Ich habe das Gefühl gehabt, dass es Ihre Großeltern geschafft haben, ihr Leben lang selber nicht zu hassen. Sie haben niemanden gehasst. Es gibt auch ein paar Geschichten, die Sie in Ihrem Buch beschreiben, auf die wir vielleicht noch kommen können, woran man das deutlich merkt, aber ist das auch ein Gefühl, das Sie haben, auch bei den Briefen, die Sie später lesen konnten, dass diese Menschen bei diesem Leben es geschafft haben, selber niemals Hass in ihr Leben zu lassen?

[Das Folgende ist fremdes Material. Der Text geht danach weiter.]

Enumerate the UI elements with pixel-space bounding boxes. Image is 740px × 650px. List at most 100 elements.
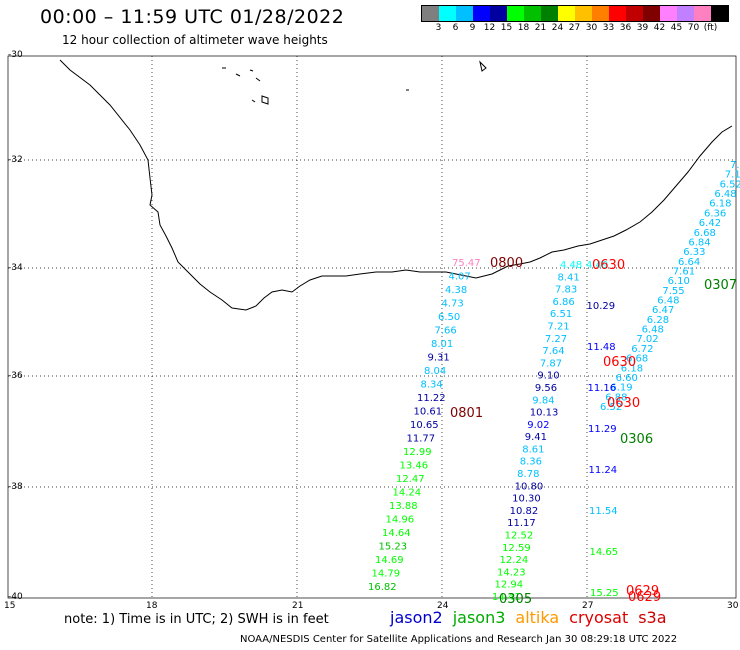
wave-height-value: 6.51 <box>550 309 572 320</box>
legend-cryosat: cryosat <box>569 608 629 627</box>
wave-height-value: 11.17 <box>507 518 536 529</box>
wave-height-value: 10.80 <box>515 481 544 492</box>
color-scale-swatch <box>677 6 694 21</box>
wave-height-value: 6.10 <box>668 276 690 287</box>
satellite-legend: jason2 jason3 altika cryosat s3a <box>390 608 677 627</box>
color-scale-swatch <box>541 6 558 21</box>
wave-height-value: 6.50 <box>438 312 460 323</box>
lat-label: -36 <box>8 371 23 381</box>
wave-height-value: 6.18 <box>621 363 643 374</box>
wave-height-value: 6.18 <box>709 199 731 210</box>
track-time-label: 0630 <box>607 396 640 411</box>
wave-height-value: 11.16 <box>588 383 617 394</box>
map-title: 00:00 – 11:59 UTC 01/28/2022 <box>40 6 345 28</box>
wave-height-value: 6.33 <box>683 247 705 258</box>
wave-height-value: 14.69 <box>375 555 404 566</box>
lon-label: 21 <box>292 601 304 611</box>
wave-height-value: 6.52 <box>720 179 740 190</box>
legend-s3a: s3a <box>638 608 667 627</box>
wave-height-value: 6.52 <box>600 402 622 413</box>
color-scale-swatch <box>456 6 473 21</box>
wave-height-value: 7.64 <box>542 346 564 357</box>
track-time-label: 0800 <box>490 256 523 271</box>
wave-height-value: 6.19 <box>610 383 632 394</box>
wave-height-value: 11.22 <box>417 393 446 404</box>
graticule <box>8 56 736 598</box>
color-scale-swatch <box>643 6 660 21</box>
wave-height-value: 14.65 <box>590 547 619 558</box>
lon-label: 18 <box>146 601 158 611</box>
wave-height-value: 9.10 <box>537 371 559 382</box>
wave-height-value: 6.48 <box>657 296 679 307</box>
wave-height-value: 11.29 <box>588 424 617 435</box>
wave-height-value: 8.78 <box>517 469 539 480</box>
map-frame <box>7 55 737 599</box>
wave-height-value: 7.87 <box>540 358 562 369</box>
wave-height-value: 7.61 <box>673 266 695 277</box>
wave-height-value: 7.1 <box>725 170 740 181</box>
wave-height-value: 6.36 <box>704 208 726 219</box>
legend-jason2: jason2 <box>390 608 443 627</box>
wave-height-value: 10.82 <box>510 506 539 517</box>
color-scale-swatch <box>626 6 643 21</box>
wave-height-value: 6.48 <box>642 325 664 336</box>
color-scale-label: 33 <box>602 23 615 33</box>
wave-height-value: 4.49 <box>586 260 608 271</box>
wave-height-value: 8.41 <box>557 272 579 283</box>
color-scale-swatch <box>422 6 439 21</box>
track-time-label: 0305 <box>499 592 532 607</box>
wave-height-value: 7.21 <box>547 321 569 332</box>
wave-height-value: 9.31 <box>428 353 450 364</box>
track-time-label: 0630 <box>592 258 625 273</box>
footer-credit: NOAA/NESDIS Center for Satellite Applica… <box>240 634 678 645</box>
legend-altika: altika <box>515 608 560 627</box>
track-time-label: 0629 <box>628 590 661 605</box>
wave-height-value: 12.47 <box>396 474 425 485</box>
wave-height-value: 12.59 <box>502 543 531 554</box>
lon-label: 27 <box>582 601 594 611</box>
wave-height-value: 14.24 <box>393 488 422 499</box>
color-scale-swatch <box>592 6 609 21</box>
wave-height-value: 10.30 <box>512 494 541 505</box>
wave-height-value: 9.02 <box>527 420 549 431</box>
color-scale-label: 24 <box>551 23 564 33</box>
wave-height-value: 10.29 <box>587 301 616 312</box>
wave-height-value: 6.28 <box>647 315 669 326</box>
wave-height-value: 6.68 <box>626 354 648 365</box>
lat-label: -40 <box>8 592 23 602</box>
color-scale-label: 21 <box>534 23 547 33</box>
legend-jason3: jason3 <box>452 608 506 627</box>
color-scale-swatch <box>694 6 711 21</box>
color-scale-label: 70 <box>687 23 700 33</box>
wave-height-value: 6.72 <box>631 344 653 355</box>
color-scale-label: 18 <box>517 23 530 33</box>
wave-height-value: 9.56 <box>535 383 557 394</box>
wave-height-value: 8.36 <box>520 457 542 468</box>
color-scale-bar <box>421 5 729 22</box>
wave-height-value: 6.48 <box>714 189 736 200</box>
wave-height-value: 11.48 <box>587 342 616 353</box>
wave-height-value: 8.04 <box>424 366 446 377</box>
color-scale-label: 30 <box>585 23 598 33</box>
wave-height-value: 6.86 <box>552 297 574 308</box>
wave-height-value: 9.84 <box>532 395 554 406</box>
wave-height-value: 9.41 <box>525 432 547 443</box>
color-scale-label: 45 <box>670 23 683 33</box>
color-scale-label: 42 <box>653 23 666 33</box>
wave-height-value: 6.68 <box>694 228 716 239</box>
wave-height-value: 7.83 <box>555 285 577 296</box>
track-time-label: 0307 <box>704 278 737 293</box>
color-scale-label: 9 <box>469 23 476 33</box>
wave-height-value: 8.61 <box>522 444 544 455</box>
wave-height-value: 6.64 <box>678 257 700 268</box>
lat-label: -34 <box>8 263 23 273</box>
track-time-label: 0801 <box>450 406 483 421</box>
wave-height-value: 6.88 <box>605 392 627 403</box>
coastline-islands <box>222 60 487 105</box>
wave-height-value: 7.8 <box>730 160 740 171</box>
color-scale-swatch <box>490 6 507 21</box>
wave-height-value: 11.77 <box>407 434 436 445</box>
wave-height-value: 12.99 <box>403 447 432 458</box>
wave-height-value: 6.42 <box>699 218 721 229</box>
footer-note: note: 1) Time is in UTC; 2) SWH is in fe… <box>64 612 329 627</box>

Weihnachten 1945 mit zwei deutschen Kriegsgefangenen

Buruma: Das ist wahrscheinlich wahr, Ihre Beobachtung. Allerdings glaube ich, dass während des Zweiten Weltkriegs, dass sie da schon sehr starke antideutsche Gefühle hatten in Bezug auf Deutschland als Land, nicht auf die Menschen. Und ich habe das ja auch beschrieben, beim ersten Weihnachten nach Ende des Zweiten Weltkriegs haben sie ja zwei deutsche Kriegsgefangene, die sich damals noch in einem Lager befanden, eingeladen, um mit ihnen zu feiern. Das heißt, Sie haben diesen Hass niemals auf eine persönliche Ebene ausgedehnt, aber ich denke schon, dass sie in den 40er-Jahren also Nazi-Deutschland als Land durchaus gehasst haben. Aber wie gesagt, persönlich haben Sie Recht, da haben sie nicht gehasst.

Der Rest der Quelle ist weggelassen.